A second stream of work, in partnership with Martin Wattenberg, centers on collective intelligence and the public use of data visualization.

Her work with visualizations such as History Flow and Chromogram led to some of the earliest publications on the dynamics of Wikipedia, including the first scientific study of the repair of vandalism.
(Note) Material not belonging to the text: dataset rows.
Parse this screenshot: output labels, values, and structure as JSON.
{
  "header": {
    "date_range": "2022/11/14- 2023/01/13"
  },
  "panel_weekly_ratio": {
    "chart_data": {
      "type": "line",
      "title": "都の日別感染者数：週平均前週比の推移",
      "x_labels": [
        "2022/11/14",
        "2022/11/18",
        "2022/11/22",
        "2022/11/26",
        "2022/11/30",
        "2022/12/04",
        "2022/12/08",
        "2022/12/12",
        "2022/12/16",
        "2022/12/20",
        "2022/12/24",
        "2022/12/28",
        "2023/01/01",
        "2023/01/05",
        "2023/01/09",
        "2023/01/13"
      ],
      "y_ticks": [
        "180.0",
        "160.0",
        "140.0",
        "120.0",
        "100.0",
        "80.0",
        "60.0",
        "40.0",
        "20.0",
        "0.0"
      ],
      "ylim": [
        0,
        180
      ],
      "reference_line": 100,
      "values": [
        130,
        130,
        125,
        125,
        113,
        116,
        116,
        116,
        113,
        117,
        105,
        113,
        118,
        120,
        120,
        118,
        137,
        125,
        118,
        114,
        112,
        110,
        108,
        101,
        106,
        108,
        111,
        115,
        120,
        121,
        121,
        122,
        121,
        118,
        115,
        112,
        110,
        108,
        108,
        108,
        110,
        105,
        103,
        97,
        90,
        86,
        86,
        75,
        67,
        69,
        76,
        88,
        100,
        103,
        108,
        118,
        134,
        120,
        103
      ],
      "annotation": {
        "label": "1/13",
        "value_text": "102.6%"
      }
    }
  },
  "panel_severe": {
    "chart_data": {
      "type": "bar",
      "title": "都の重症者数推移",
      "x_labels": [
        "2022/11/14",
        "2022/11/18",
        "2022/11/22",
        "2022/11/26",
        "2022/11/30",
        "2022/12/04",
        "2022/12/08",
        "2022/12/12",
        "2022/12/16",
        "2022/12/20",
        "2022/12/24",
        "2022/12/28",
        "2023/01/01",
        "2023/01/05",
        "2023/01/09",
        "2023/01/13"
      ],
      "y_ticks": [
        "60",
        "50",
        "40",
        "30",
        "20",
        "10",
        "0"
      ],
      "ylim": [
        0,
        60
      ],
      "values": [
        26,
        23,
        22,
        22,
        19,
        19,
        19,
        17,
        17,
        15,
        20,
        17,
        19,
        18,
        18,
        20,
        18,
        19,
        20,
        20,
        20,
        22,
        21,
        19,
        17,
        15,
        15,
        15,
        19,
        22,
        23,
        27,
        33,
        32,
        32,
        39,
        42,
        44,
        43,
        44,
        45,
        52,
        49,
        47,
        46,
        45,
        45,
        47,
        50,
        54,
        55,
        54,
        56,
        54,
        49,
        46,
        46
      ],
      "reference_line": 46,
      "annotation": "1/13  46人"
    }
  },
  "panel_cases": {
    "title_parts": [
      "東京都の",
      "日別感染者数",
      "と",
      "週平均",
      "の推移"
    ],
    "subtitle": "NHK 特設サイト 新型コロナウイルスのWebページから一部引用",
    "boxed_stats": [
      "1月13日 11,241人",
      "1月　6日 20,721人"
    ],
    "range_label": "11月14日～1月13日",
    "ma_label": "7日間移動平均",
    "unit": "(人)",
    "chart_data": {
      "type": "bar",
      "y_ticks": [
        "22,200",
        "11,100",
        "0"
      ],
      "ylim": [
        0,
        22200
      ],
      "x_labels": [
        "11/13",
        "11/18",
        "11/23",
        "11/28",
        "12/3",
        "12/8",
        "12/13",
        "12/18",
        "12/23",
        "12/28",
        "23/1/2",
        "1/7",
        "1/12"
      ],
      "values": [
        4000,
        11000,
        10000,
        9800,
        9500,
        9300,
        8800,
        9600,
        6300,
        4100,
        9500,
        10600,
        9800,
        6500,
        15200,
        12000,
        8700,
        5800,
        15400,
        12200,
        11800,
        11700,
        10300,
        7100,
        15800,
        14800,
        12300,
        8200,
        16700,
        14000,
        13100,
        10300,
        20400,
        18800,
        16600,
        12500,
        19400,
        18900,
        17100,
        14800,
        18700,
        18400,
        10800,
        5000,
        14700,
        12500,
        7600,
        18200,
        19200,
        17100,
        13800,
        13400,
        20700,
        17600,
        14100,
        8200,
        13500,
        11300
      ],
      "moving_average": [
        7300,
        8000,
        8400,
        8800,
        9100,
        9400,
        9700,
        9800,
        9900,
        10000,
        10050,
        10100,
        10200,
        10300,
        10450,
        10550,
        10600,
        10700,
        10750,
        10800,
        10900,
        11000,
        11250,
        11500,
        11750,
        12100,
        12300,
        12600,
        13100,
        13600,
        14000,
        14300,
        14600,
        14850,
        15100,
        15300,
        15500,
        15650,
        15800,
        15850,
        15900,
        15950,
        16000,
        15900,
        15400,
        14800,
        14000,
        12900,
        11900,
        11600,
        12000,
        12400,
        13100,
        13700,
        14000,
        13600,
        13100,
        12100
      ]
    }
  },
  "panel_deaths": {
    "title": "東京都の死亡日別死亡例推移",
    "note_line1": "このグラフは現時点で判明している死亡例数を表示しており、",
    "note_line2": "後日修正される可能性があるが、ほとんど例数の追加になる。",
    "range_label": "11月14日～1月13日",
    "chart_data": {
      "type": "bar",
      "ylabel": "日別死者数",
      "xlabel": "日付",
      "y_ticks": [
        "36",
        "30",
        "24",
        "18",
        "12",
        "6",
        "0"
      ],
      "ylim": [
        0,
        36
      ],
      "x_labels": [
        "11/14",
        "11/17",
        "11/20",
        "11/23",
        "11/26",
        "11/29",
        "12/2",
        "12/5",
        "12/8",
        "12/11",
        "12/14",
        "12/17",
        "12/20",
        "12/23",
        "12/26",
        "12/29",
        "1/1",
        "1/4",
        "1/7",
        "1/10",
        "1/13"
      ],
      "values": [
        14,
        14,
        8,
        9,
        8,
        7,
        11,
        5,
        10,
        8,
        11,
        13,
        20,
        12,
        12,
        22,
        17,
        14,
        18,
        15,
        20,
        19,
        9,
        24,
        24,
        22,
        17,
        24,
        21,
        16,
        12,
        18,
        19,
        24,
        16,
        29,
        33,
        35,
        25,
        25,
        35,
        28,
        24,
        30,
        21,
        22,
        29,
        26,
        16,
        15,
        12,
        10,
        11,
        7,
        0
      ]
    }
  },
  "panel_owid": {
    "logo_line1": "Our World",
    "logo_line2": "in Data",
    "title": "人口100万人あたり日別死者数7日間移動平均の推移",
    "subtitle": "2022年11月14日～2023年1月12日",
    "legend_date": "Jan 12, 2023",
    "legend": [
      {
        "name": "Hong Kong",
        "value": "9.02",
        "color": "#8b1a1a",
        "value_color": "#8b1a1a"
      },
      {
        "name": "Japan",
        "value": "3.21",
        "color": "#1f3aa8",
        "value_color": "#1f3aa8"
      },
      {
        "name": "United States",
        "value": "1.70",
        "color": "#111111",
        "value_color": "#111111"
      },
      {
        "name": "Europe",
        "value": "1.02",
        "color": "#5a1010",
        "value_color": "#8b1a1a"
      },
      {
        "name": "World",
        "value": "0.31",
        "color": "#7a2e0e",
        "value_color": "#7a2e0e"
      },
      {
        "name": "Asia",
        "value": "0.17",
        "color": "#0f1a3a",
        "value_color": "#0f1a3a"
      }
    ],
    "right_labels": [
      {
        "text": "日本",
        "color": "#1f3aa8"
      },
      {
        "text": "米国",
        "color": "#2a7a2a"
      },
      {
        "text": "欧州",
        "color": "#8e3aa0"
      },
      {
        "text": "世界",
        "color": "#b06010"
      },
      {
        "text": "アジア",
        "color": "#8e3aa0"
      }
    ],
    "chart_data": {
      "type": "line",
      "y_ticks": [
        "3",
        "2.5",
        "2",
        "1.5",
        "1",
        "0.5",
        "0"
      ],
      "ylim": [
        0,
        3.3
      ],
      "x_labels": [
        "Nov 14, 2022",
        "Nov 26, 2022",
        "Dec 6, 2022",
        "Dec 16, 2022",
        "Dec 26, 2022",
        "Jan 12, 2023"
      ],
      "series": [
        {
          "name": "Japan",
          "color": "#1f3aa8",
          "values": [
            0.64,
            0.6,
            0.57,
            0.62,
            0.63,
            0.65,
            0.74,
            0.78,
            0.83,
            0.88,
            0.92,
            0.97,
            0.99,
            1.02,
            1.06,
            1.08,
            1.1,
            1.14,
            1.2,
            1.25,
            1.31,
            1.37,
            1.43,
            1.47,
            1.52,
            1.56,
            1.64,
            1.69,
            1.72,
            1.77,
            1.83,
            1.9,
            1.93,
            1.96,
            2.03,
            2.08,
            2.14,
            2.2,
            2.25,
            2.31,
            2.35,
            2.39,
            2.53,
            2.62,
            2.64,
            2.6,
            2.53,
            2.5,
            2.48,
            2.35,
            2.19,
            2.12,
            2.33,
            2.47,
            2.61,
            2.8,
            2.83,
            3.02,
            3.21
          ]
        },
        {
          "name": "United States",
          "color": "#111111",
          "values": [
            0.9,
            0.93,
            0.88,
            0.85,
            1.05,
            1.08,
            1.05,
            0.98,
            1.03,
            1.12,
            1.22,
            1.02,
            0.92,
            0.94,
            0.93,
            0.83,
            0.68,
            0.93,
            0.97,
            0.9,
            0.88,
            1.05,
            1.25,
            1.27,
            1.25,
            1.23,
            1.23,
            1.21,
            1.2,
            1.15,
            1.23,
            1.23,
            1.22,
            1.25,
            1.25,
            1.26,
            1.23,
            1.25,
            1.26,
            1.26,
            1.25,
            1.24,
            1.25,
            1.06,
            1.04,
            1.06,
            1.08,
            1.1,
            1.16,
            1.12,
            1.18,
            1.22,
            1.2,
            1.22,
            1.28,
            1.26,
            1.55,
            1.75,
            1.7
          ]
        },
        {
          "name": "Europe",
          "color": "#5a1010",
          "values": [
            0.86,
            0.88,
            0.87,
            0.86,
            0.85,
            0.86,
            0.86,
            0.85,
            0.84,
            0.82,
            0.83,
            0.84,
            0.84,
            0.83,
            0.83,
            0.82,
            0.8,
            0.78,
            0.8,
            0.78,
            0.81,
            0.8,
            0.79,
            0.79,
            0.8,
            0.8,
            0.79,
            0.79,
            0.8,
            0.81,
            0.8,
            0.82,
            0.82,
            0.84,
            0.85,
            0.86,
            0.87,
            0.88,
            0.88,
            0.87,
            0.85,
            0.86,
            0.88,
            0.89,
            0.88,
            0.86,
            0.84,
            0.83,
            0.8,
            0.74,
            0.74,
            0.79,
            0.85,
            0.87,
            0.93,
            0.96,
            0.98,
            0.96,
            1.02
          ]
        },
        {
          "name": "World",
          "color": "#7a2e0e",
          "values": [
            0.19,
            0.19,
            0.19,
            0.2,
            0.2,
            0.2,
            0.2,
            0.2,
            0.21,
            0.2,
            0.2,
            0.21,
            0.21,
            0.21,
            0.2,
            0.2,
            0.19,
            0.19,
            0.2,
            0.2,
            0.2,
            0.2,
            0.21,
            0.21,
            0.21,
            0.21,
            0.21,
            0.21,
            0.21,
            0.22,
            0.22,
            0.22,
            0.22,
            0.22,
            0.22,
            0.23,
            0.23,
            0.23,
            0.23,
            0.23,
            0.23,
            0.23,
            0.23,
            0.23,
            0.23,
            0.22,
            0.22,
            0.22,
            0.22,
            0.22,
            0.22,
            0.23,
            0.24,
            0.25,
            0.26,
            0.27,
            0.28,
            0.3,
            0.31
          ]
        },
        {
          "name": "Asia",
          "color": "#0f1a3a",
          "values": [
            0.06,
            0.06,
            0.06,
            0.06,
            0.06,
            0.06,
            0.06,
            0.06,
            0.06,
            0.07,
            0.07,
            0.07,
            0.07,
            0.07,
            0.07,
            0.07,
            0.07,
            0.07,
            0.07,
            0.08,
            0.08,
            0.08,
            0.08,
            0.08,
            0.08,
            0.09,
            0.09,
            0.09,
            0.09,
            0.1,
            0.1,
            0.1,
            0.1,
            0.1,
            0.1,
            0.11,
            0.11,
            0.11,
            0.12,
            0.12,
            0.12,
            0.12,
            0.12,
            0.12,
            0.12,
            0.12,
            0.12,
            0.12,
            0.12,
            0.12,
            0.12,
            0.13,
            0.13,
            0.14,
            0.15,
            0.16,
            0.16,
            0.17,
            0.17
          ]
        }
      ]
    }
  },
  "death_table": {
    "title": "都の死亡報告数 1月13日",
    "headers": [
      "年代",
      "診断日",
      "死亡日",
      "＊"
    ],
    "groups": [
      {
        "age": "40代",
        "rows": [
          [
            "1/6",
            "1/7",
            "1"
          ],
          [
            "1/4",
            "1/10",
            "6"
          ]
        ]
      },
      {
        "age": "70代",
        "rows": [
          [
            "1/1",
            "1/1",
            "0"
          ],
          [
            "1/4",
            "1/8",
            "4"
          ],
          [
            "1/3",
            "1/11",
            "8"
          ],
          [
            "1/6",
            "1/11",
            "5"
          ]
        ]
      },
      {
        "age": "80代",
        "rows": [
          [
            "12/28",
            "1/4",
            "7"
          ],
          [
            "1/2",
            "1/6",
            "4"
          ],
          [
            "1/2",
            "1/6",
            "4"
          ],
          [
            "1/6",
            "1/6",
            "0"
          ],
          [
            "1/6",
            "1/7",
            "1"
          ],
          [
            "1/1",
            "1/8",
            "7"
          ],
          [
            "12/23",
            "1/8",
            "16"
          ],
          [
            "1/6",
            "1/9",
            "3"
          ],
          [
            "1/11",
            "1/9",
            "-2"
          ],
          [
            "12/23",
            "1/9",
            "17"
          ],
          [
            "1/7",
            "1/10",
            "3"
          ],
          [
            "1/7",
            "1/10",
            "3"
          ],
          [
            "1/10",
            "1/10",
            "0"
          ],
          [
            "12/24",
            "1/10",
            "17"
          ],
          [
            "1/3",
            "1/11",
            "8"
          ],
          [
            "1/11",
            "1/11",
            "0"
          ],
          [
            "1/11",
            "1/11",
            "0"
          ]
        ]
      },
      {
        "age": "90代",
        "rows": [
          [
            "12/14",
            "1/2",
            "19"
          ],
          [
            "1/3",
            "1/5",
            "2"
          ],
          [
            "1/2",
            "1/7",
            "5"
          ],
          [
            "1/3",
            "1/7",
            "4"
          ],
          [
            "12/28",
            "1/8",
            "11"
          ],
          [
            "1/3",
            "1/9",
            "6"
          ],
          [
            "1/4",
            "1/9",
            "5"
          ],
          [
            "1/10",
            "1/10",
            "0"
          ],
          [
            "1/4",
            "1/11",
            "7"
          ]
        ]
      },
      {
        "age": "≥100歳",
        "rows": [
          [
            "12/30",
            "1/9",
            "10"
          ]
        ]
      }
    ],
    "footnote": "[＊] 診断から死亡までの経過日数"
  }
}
Viégas is one of the founders of IBM's experimental Many Eyes website, created in 2007, which seeks to make visualization technology accessible to the public. In addition to broad uptake from individuals, the technology from Many Eyes has been used by nonprofits and news outlets such as the New York Times Visualization Lab.

=== Art ===
Viégas is also known for her artistic work, which explores the medium of visualization for explorations of emotionally charged digital data. An early example is Artifacts of the Presence Era, an interactive installation at the Boston Center for the Arts in 2003, which featured a video-based timeline of visitor interactions with the museum.

She often works with Martin Wattenberg to visualize emotionally charged information. An example of these works is their piece "Web Seer", which is a visualization of Google Suggest. The Fleshmap series (started in 2008) uses visualization to portray aspects of sensuality, and includes work on the web, video, and installations. In 2012, she launched the Wind Map project, which displays continuously updated forecasts of wind patterns across the United States.

Works by Viégas and Wattenberg are in the collection of the Museum of Modern Art, and were include in Pirouette: Turning Points in Design, a 2025 exhibition that features "widely recognized design icons ... highlighting pivotal moments in design history."

== Publications ==
- Chat Circles. Fernanda B. Viégas and Judith Donath. ACM Conference on Computer-Human Interaction (CHI), 1999
- Visualizing Conversations, Judith Donath, Karrie Karahalios and Fernanda B. Viégas . Journal of Computer-Mediated Communication, Vol. 4, Number 4, June 1999
- Studying Cooperation and Conflict between Authors with history flow Visualizations. Fernanda B. Viégas, Martin Wattenberg, and Kushal Dave. ACM Conference on Computer-Human Interaction (CHI), 2004
- Many Eyes: A Site for Visualization at Internet Scale. Fernanda B. Viégas, Martin Wattenberg, Frank van Ham, Jesse Kriss, Matt McKeon. IEEE Symposium on Information Visualization, 2007
- "Luscious". Fernanda Viégas & Martin Wattenberg. Book chapter in Net Works: Case Studies in Web Art and Design. Ed. xtine burrough, Routledge 2011
- "Beautiful History". Fernanda Viégas & Martin Wattenberg. Book chapter in Beautiful Visualization: Looking at Data Through the Eyes of Experts. Ed. Julie Steele, Noah Iliinsky. O'Reilly Media, 2010.